There are a number of different cucumber varieties, with varying thickness of skin. This is to say that it’s really up to you whether you peel off the skin or not. Sometimes I like to leave strips of skin on so that when I slice my cucumbers they have alternate blocks of color on their edges.With the thinker-skinned varieties such as the American slicing cucumbers, it’s best to rid them of their leathery jackets altogether.
The same goes for the seeds. They do contain a lot of water, so if you don’t want an overly liquid dish – say if you’re making a cucumber and yogurt raita dip, you should scoop them out using a teaspoon. The seeds can also be a touch on the bitter side – another reason to toss them. But, if it seems like an extra step you’d like to avoid amidst the sweltering summer heat, go ahead, eat your cukes, skin, seeds and all.
Fresh Cucumber and Orange Juice with Blueberry Ice Cubes
1/3 cup fresh blueberries
2 large English cucumbers, chopped into small chunks, skin, seeds and all
1 navel orange, peeled, segmented and roughly chopped (discard the pith and seeds)
Juice of 1/2 lime
Simple syrup to taste, optional, (made by combining 2 parts sugar to 1 part water in a small saucepan; bring to the boil, then simmer gently for 30 secs. Remove from the heat and cool completely before using)
Make the blueberry ice cubes: Put the blueberries in a small bowl or Ziploc bag and freeze for at least 30 minutes or until frozen.
Make the juice: Combine the cucumber and orange chunks in a food processor or blender and blend until smooth, 1 to 2 minutes. Line a sieve with a double layer of cheesecloth and place the sieve over a bowl. Pour the cucumber and orange puree into the lined sieve. Pull the corners of the cheesecloth up and squeeze all the juice out of the puree into the bowl keeping the pulp in the sieve. Or, if you don’t have cheesecloth, just use a fine mesh sieve, and push as much of the juice out using the back of a spoon. Stir the lime juice and simple syrup, if using, into the cucumber and orange juice to taste. Pour into a small jug and chill. When ready to serve, pour into glasses and pop some frozen blueberries into each glass.

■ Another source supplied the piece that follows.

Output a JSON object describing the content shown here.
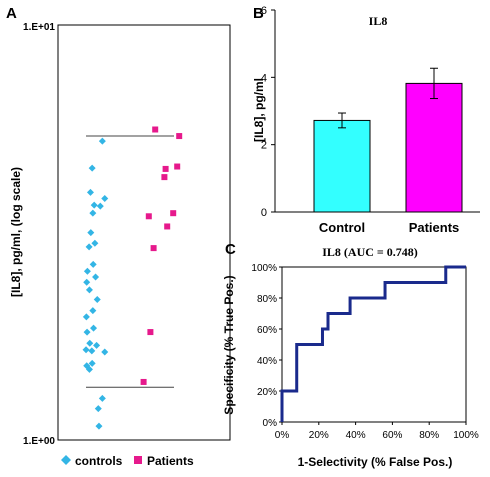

Hot, Sweet and Sour Cucumber Salad
Serves 4 as a nibble
1 large English cucumber, peeled and halved
2 generous pinches of salt
1/2 teaspoon sugar
3 Tablespoons rice vinegar
1/2 teaspoon fish sauce, optional
1 teaspoon soy sauce, plus more to taste
2 teaspoons honey
1 teaspoon sesame oil
1/2 red jalapeño chile, deseeded and finely minced
1 small garlic clove, minced
3 Tablespoons roughly chopped roasted peanuts
Prepare the cucumber: use a small teaspoon to scoop out all the seeds from the cucumber halves, discarding the seeds. Slice the cucumber into 1/4-inch crescents and place in a medium bowl. Add the salt and sugar to the bowl, stir and leave to sit at room temperature for 30 minutes.
In a small bowl make the dressing by combining comb the rice vinegar, fish sauce, soy sauce, sesame oil, chile, and garlic and mix well.
Drain all the excess liquid that has seeped out of the cucumber slices and pat as dry as possible using paper towels. Pour over the dressing and mix, then stir in the chopped peanuts. Taste, and add more soy if necessary. Serve immediately.